D2.84 - Avoiding Mislabeling of Drug Allergy in Patients with Recurrent Cutaneous Symptoms

Poster abstract

Case report

Background: Recurrent cutaneous reactions attributed to multiple drugs frequently lead to extensive allergy investigations. In some patients, psychological factors may contribute to symptom development, complicating diagnostic interpretation.

 

Case Description: We present the case of a 50-year-old female followed in our hospital between 2007 and 2009, and re-referred in 2023 due to new suspected drug allergies. She had a long-standing history of cutaneous reactions with urticaria and pruritus, as well as respiratory symptoms, temporally associated with drug intake, which prompted extensive allergological investigation.

In 2007, due to a previous history of suspected nonsteroidal anti-inflammatory drug hypersensitivity, oral provocation test with nimesulide (100 mg) was performed, during which the patient developed bronchospasm. In 2011, she experienced urticaria and bronchospasm approximately 12 hours after the first dose of a beta-lactam antibiotic. Over the years, she reported multiple similar episodes, mainly involving cutaneous manifestations after different medications.

Due to this history, several oral provocation tests (OPT) were performed.  During paracetamol OPT, she developed pruritus and flexural eczema 30 minutes after 250 mg, resolving after intravenous methylprednisolone and intramuscular clemastine. OPT with ebastine (10 mg) induced generalized pruritus and eczema. Celecoxib (200 mg) provocation caused mild pruritus after 30 minutes, resolving spontaneously.

After tetanus vaccination, she developed rash, pruritus, and urticaria one hour later, resolving with cetirizine and intravenous methylprednisolone.
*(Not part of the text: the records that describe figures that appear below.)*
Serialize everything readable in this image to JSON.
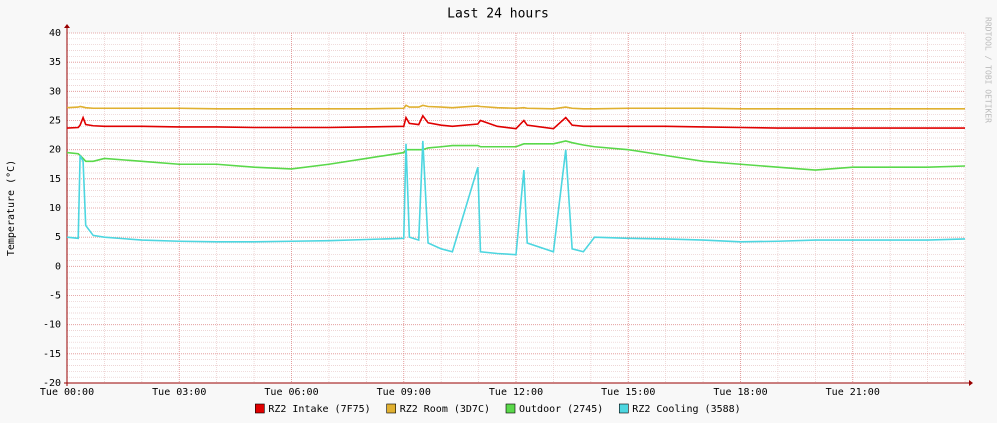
{
  "chart_data": {
    "type": "line",
    "title": "Last 24 hours",
    "y_label": "Temperature (°C)",
    "watermark": "RRDTOOL / TOBI OETIKER",
    "x": [
      0,
      0.3,
      0.35,
      0.43,
      0.5,
      0.7,
      1,
      2,
      3,
      4,
      5,
      6,
      7,
      8,
      9,
      9.06,
      9.15,
      9.4,
      9.51,
      9.65,
      10,
      10.3,
      10.98,
      11.05,
      11.5,
      12,
      12.21,
      12.3,
      13,
      13.33,
      13.5,
      13.8,
      14.1,
      15,
      16,
      17,
      18,
      19,
      20,
      21,
      22,
      23,
      24
    ],
    "xlim": [
      0,
      24
    ],
    "xticks": [
      {
        "value": 0,
        "label": "Tue 00:00"
      },
      {
        "value": 3,
        "label": "Tue 03:00"
      },
      {
        "value": 6,
        "label": "Tue 06:00"
      },
      {
        "value": 9,
        "label": "Tue 09:00"
      },
      {
        "value": 12,
        "label": "Tue 12:00"
      },
      {
        "value": 15,
        "label": "Tue 15:00"
      },
      {
        "value": 18,
        "label": "Tue 18:00"
      },
      {
        "value": 21,
        "label": "Tue 21:00"
      }
    ],
    "ylim": [
      -20,
      40
    ],
    "yticks": [
      -20,
      -15,
      -10,
      -5,
      0,
      5,
      10,
      15,
      20,
      25,
      30,
      35,
      40
    ],
    "grid": true,
    "series": [
      {
        "name": "RZ2 Intake (7F75)",
        "color": "#e00000",
        "values": [
          23.7,
          23.8,
          24.2,
          25.5,
          24.3,
          24.1,
          24,
          24,
          23.9,
          23.9,
          23.8,
          23.8,
          23.8,
          23.9,
          24,
          25.5,
          24.5,
          24.3,
          25.8,
          24.6,
          24.2,
          24,
          24.4,
          25,
          24,
          23.6,
          25,
          24.2,
          23.6,
          25.5,
          24.2,
          24,
          24,
          24,
          24,
          23.9,
          23.8,
          23.7,
          23.7,
          23.7,
          23.7,
          23.7,
          23.7
        ]
      },
      {
        "name": "RZ2 Room (3D7C)",
        "color": "#e0b030",
        "values": [
          27.2,
          27.3,
          27.4,
          27.3,
          27.2,
          27.1,
          27.1,
          27.1,
          27.1,
          27,
          27,
          27,
          27,
          27,
          27.1,
          27.6,
          27.3,
          27.3,
          27.6,
          27.4,
          27.3,
          27.2,
          27.5,
          27.4,
          27.2,
          27.1,
          27.2,
          27.1,
          27,
          27.3,
          27.1,
          27,
          27,
          27.1,
          27.1,
          27.1,
          27,
          27,
          27,
          27,
          27,
          27,
          27
        ]
      },
      {
        "name": "Outdoor (2745)",
        "color": "#5ad84a",
        "values": [
          19.5,
          19.3,
          19,
          18.5,
          18,
          18,
          18.5,
          18,
          17.5,
          17.5,
          17,
          16.7,
          17.5,
          18.5,
          19.5,
          20,
          20,
          20,
          20,
          20.3,
          20.5,
          20.7,
          20.7,
          20.5,
          20.5,
          20.5,
          21,
          21,
          21,
          21.5,
          21.2,
          20.8,
          20.5,
          20,
          19,
          18,
          17.5,
          17,
          16.5,
          17,
          17,
          17,
          17.2
        ]
      },
      {
        "name": "RZ2 Cooling (3588)",
        "color": "#4dd6e0",
        "values": [
          5,
          4.8,
          19,
          18,
          7,
          5.3,
          5,
          4.5,
          4.3,
          4.2,
          4.2,
          4.3,
          4.4,
          4.6,
          4.8,
          21,
          5,
          4.5,
          21.5,
          4,
          3,
          2.5,
          17,
          2.5,
          2.2,
          2,
          16.5,
          4,
          2.5,
          20,
          3,
          2.5,
          5,
          4.8,
          4.7,
          4.5,
          4.2,
          4.3,
          4.5,
          4.5,
          4.5,
          4.5,
          4.7
        ]
      }
    ]
  }
}
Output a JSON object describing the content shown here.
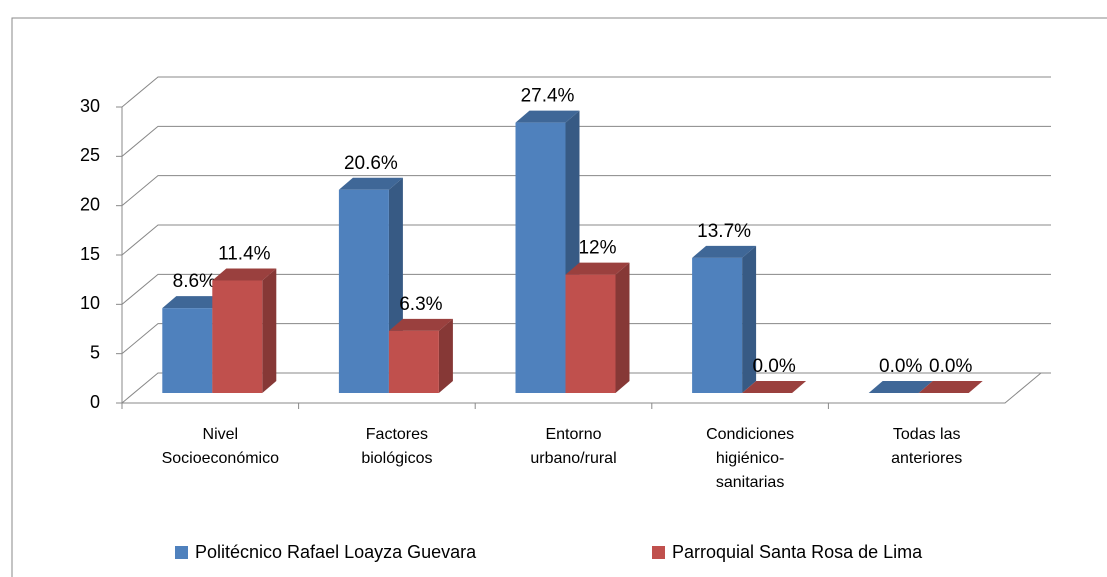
{
  "chart_data": {
    "type": "bar3d",
    "categories": [
      [
        "Nivel",
        "Socioeconómico"
      ],
      [
        "Factores",
        "biológicos"
      ],
      [
        "Entorno",
        "urbano/rural"
      ],
      [
        "Condiciones",
        "higiénico-",
        "sanitarias"
      ],
      [
        "Todas  las",
        "anteriores"
      ]
    ],
    "series": [
      {
        "name": "Politécnico Rafael Loayza Guevara",
        "color": "#4f81bd",
        "values": [
          8.6,
          20.6,
          27.4,
          13.7,
          0.0
        ],
        "value_labels": [
          "8.6%",
          "20.6%",
          "27.4%",
          "13.7%",
          "0.0%"
        ]
      },
      {
        "name": "Parroquial Santa Rosa de Lima",
        "color": "#c0504d",
        "values": [
          11.4,
          6.3,
          12,
          0.0,
          0.0
        ],
        "value_labels": [
          "11.4%",
          "6.3%",
          "12%",
          "0.0%",
          "0.0%"
        ]
      }
    ],
    "ylim": [
      0,
      30
    ],
    "yticks": [
      0,
      5,
      10,
      15,
      20,
      25,
      30
    ],
    "grid": true,
    "legend": "bottom"
  }
}
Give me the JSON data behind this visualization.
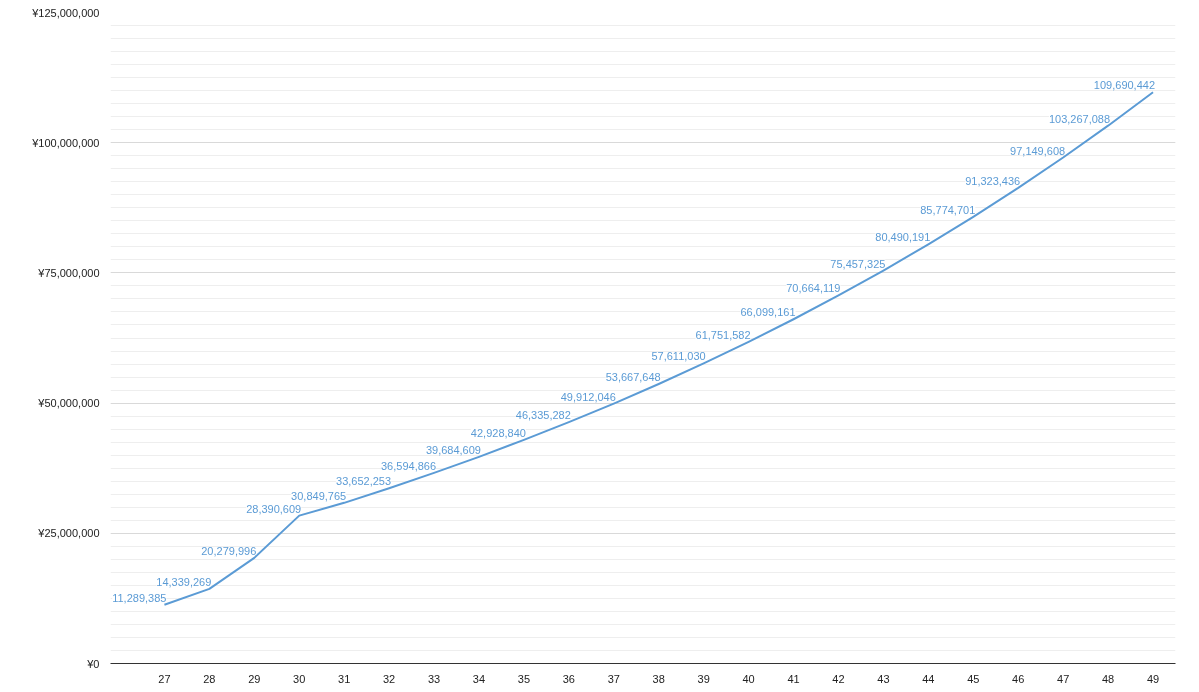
{
  "chart_data": {
    "type": "line",
    "categories": [
      "27",
      "28",
      "29",
      "30",
      "31",
      "32",
      "33",
      "34",
      "35",
      "36",
      "37",
      "38",
      "39",
      "40",
      "41",
      "42",
      "43",
      "44",
      "45",
      "46",
      "47",
      "48",
      "49"
    ],
    "series": [
      {
        "color": "#5b9bd5",
        "values": [
          11289385,
          14339269,
          20279996,
          28390609,
          30849765,
          33652253,
          36594866,
          39684609,
          42928840,
          46335282,
          49912046,
          53667648,
          57611030,
          61751582,
          66099161,
          70664119,
          75457325,
          80490191,
          85774701,
          91323436,
          97149608,
          103267088,
          109690442
        ]
      }
    ],
    "value_labels": [
      "11,289,385",
      "14,339,269",
      "20,279,996",
      "28,390,609",
      "30,849,765",
      "33,652,253",
      "36,594,866",
      "39,684,609",
      "42,928,840",
      "46,335,282",
      "49,912,046",
      "53,667,648",
      "57,611,030",
      "61,751,582",
      "66,099,161",
      "70,664,119",
      "75,457,325",
      "80,490,191",
      "85,774,701",
      "91,323,436",
      "97,149,608",
      "103,267,088",
      "109,690,442"
    ],
    "ylim": [
      0,
      125000000
    ],
    "yticks": [
      {
        "value": 0,
        "label": "¥0"
      },
      {
        "value": 25000000,
        "label": "¥25,000,000"
      },
      {
        "value": 50000000,
        "label": "¥50,000,000"
      },
      {
        "value": 75000000,
        "label": "¥75,000,000"
      },
      {
        "value": 100000000,
        "label": "¥100,000,000"
      },
      {
        "value": 125000000,
        "label": "¥125,000,000"
      }
    ],
    "grid": "y",
    "marker": "none",
    "line_style": "solid"
  }
}
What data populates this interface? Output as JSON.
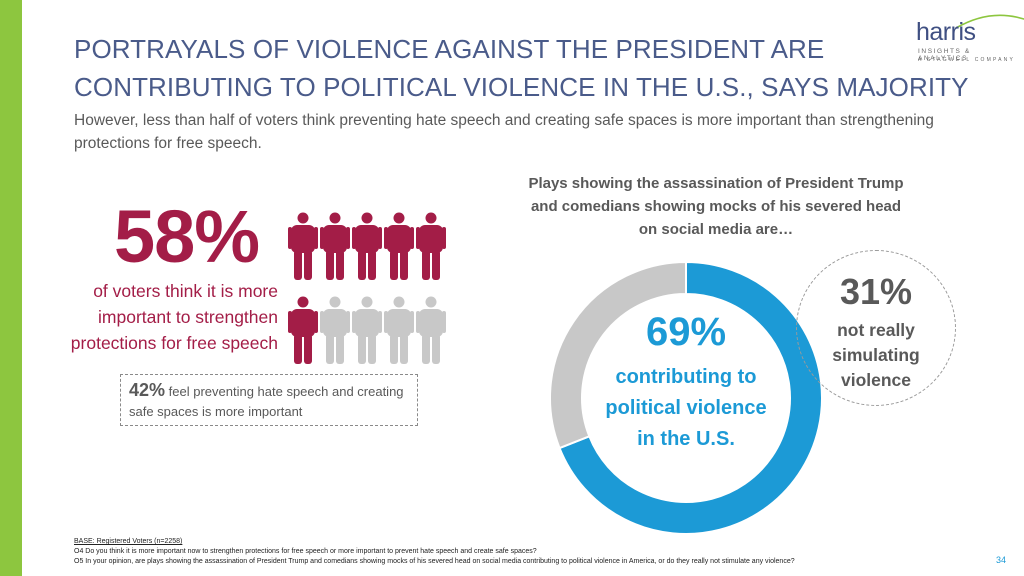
{
  "header": {
    "title_line1": "PORTRAYALS OF VIOLENCE AGAINST THE PRESIDENT ARE",
    "title_line2": "CONTRIBUTING TO POLITICAL VIOLENCE IN THE U.S., SAYS MAJORITY",
    "subtitle": "However, less than half of voters think preventing hate speech and creating safe spaces is more important than strengthening protections for free speech."
  },
  "logo": {
    "word": "harris",
    "line1": "INSIGHTS & ANALYTICS",
    "line2": "A STAGWELL COMPANY"
  },
  "left_stat": {
    "percent": "58%",
    "description": "of voters think it is more important to strengthen protections for free speech",
    "box_percent": "42%",
    "box_text": " feel preventing hate speech and creating safe spaces is more important"
  },
  "right_chart": {
    "question": "Plays showing the assassination of President Trump and comedians showing mocks of his severed head on social media are…",
    "main_percent": "69%",
    "main_label": "contributing to political violence in the U.S.",
    "callout_percent": "31%",
    "callout_label": "not really simulating violence"
  },
  "chart_data": [
    {
      "type": "pictograph",
      "total_icons": 10,
      "highlighted_icons": 6,
      "series": [
        {
          "label": "of voters think it is more important to strengthen protections for free speech",
          "value": 58,
          "color": "#a31d47"
        },
        {
          "label": "feel preventing hate speech and creating safe spaces is more important",
          "value": 42,
          "color": "#c8c8c8"
        }
      ]
    },
    {
      "type": "pie",
      "donut": true,
      "title": "Plays showing the assassination of President Trump and comedians showing mocks of his severed head on social media are…",
      "categories": [
        "contributing to political violence in the U.S.",
        "not really simulating violence"
      ],
      "values": [
        69,
        31
      ],
      "colors": [
        "#1c9ad6",
        "#c8c8c8"
      ]
    }
  ],
  "footer": {
    "base": "BASE: Registered Voters (n=2258)",
    "q4": "O4 Do you think it is more important now to strengthen protections for free speech or more important to prevent hate speech and create safe spaces?",
    "q5": "O5 In your opinion, are plays showing the assassination of President Trump and comedians showing mocks of his severed head on social media contributing to political violence in America, or do they really not stimulate any violence?",
    "page": "34"
  },
  "colors": {
    "accent_green": "#8dc63f",
    "title_blue": "#4a5b8a",
    "maroon": "#a31d47",
    "donut_blue": "#1c9ad6",
    "gray": "#c8c8c8"
  }
}
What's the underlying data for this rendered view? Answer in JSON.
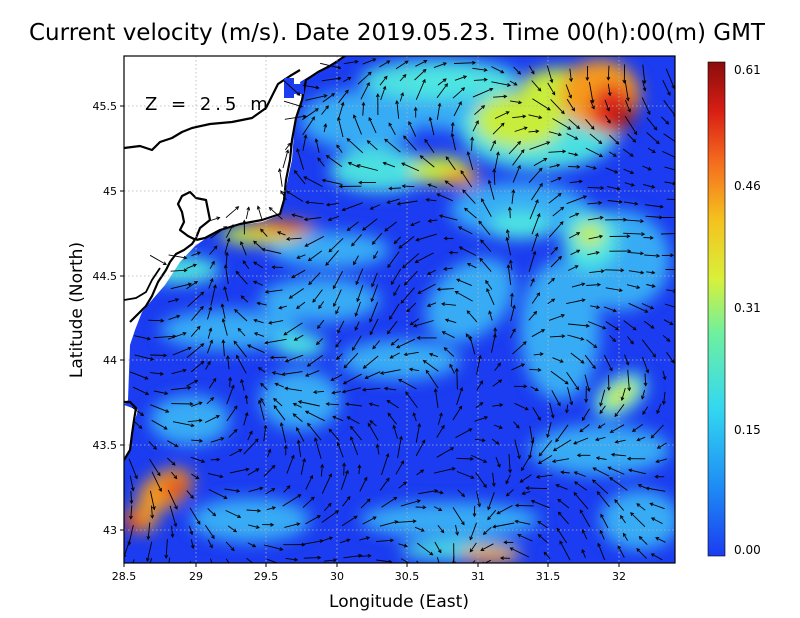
{
  "title": "Current velocity (m/s). Date 2019.05.23. Time 00(h):00(m) GMT",
  "depth_label": "Z = 2.5 m",
  "x_axis": {
    "label": "Longitude (East)",
    "ticks": [
      "28.5",
      "29",
      "29.5",
      "30",
      "30.5",
      "31",
      "31.5",
      "32"
    ]
  },
  "y_axis": {
    "label": "Latitude (North)",
    "ticks": [
      "43",
      "43.5",
      "44",
      "44.5",
      "45",
      "45.5"
    ]
  },
  "colorbar": {
    "ticks": [
      "0.00",
      "0.15",
      "0.31",
      "0.46",
      "0.61"
    ],
    "colors": [
      "#1b3cf0",
      "#1e8cf5",
      "#33e0f0",
      "#7bf08a",
      "#f2ec2a",
      "#f59a1e",
      "#e02a1a",
      "#8a0c0c"
    ]
  },
  "colors": {
    "land": "#ffffff",
    "coastline": "#000000",
    "sea_low": "#1b3cf0",
    "grid": "#b4b4b4"
  }
}
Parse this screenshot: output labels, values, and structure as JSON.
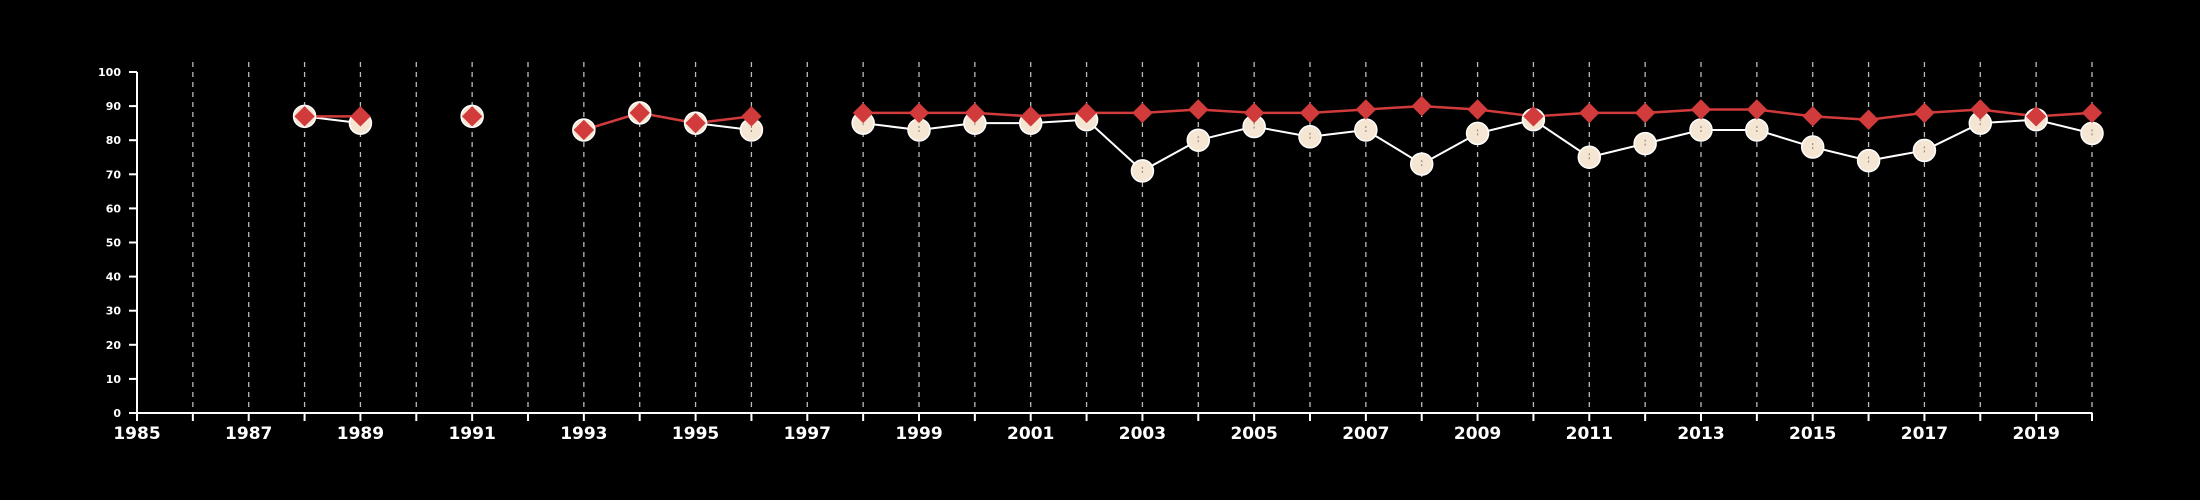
{
  "chart_data": {
    "type": "line",
    "title": "",
    "xlabel": "",
    "ylabel": "",
    "xlim": [
      1985,
      2020
    ],
    "ylim": [
      0,
      100
    ],
    "x_tick_labels": [
      "1985",
      "1987",
      "1989",
      "1991",
      "1993",
      "1995",
      "1997",
      "1999",
      "2001",
      "2003",
      "2005",
      "2007",
      "2009",
      "2011",
      "2013",
      "2015",
      "2017",
      "2019"
    ],
    "y_tick_labels": [
      "0",
      "10",
      "20",
      "30",
      "40",
      "50",
      "60",
      "70",
      "80",
      "90",
      "100"
    ],
    "grid": "vertical dashed lines at every year",
    "colors": {
      "background": "#000000",
      "axis": "#ffffff",
      "grid": "#bbbbbb",
      "series_circle": "#f5e6d3",
      "series_circle_line": "#ffffff",
      "series_diamond": "#d13b3b"
    },
    "series": [
      {
        "marker": "circle",
        "segments": [
          [
            [
              1988,
              87
            ],
            [
              1989,
              85
            ]
          ],
          [
            [
              1991,
              87
            ]
          ],
          [
            [
              1993,
              83
            ],
            [
              1994,
              88
            ],
            [
              1995,
              85
            ],
            [
              1996,
              83
            ]
          ],
          [
            [
              1998,
              85
            ],
            [
              1999,
              83
            ],
            [
              2000,
              85
            ],
            [
              2001,
              85
            ],
            [
              2002,
              86
            ],
            [
              2003,
              71
            ],
            [
              2004,
              80
            ],
            [
              2005,
              84
            ],
            [
              2006,
              81
            ],
            [
              2007,
              83
            ],
            [
              2008,
              73
            ],
            [
              2009,
              82
            ],
            [
              2010,
              86
            ],
            [
              2011,
              75
            ],
            [
              2012,
              79
            ],
            [
              2013,
              83
            ],
            [
              2014,
              83
            ],
            [
              2015,
              78
            ],
            [
              2016,
              74
            ],
            [
              2017,
              77
            ],
            [
              2018,
              85
            ],
            [
              2019,
              86
            ],
            [
              2020,
              82
            ]
          ]
        ]
      },
      {
        "marker": "diamond",
        "segments": [
          [
            [
              1988,
              87
            ],
            [
              1989,
              87
            ]
          ],
          [
            [
              1991,
              87
            ]
          ],
          [
            [
              1993,
              83
            ],
            [
              1994,
              88
            ],
            [
              1995,
              85
            ],
            [
              1996,
              87
            ]
          ],
          [
            [
              1998,
              88
            ],
            [
              1999,
              88
            ],
            [
              2000,
              88
            ],
            [
              2001,
              87
            ],
            [
              2002,
              88
            ],
            [
              2003,
              88
            ],
            [
              2004,
              89
            ],
            [
              2005,
              88
            ],
            [
              2006,
              88
            ],
            [
              2007,
              89
            ],
            [
              2008,
              90
            ],
            [
              2009,
              89
            ],
            [
              2010,
              87
            ],
            [
              2011,
              88
            ],
            [
              2012,
              88
            ],
            [
              2013,
              89
            ],
            [
              2014,
              89
            ],
            [
              2015,
              87
            ],
            [
              2016,
              86
            ],
            [
              2017,
              88
            ],
            [
              2018,
              89
            ],
            [
              2019,
              87
            ],
            [
              2020,
              88
            ]
          ]
        ]
      }
    ]
  }
}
In December 2024, cetirizine OPT was performed. The patient developed generalized pruritus and scratching after placebo intake, associated with marked anxiety. After being informed that she had received placebo, cutaneous symptoms resolved spontaneously. An open provocation with cumulative 8 mg cetirizine was subsequently conducted without immediate or delayed reactions.

During analytical investigation, a monoclonal IgG kappa protein was identified and confirmed by immunofixation, consistent with monoclonal gammopathy of undetermined significance.

Conclusion:This case illustrates how recurrent drug-related cutaneous symptoms may be influenced by psychological factors. The occurrence of symptoms after placebo administration and their resolution following reassurance support a non-immunological mechanism. Recognition of stress-related components, appropriate patient counseling, and careful interpretation of provocation tests are essential to prevent misdiagnosis, unnecessary drug avoidance, and inappropriate labeling of drug allergy.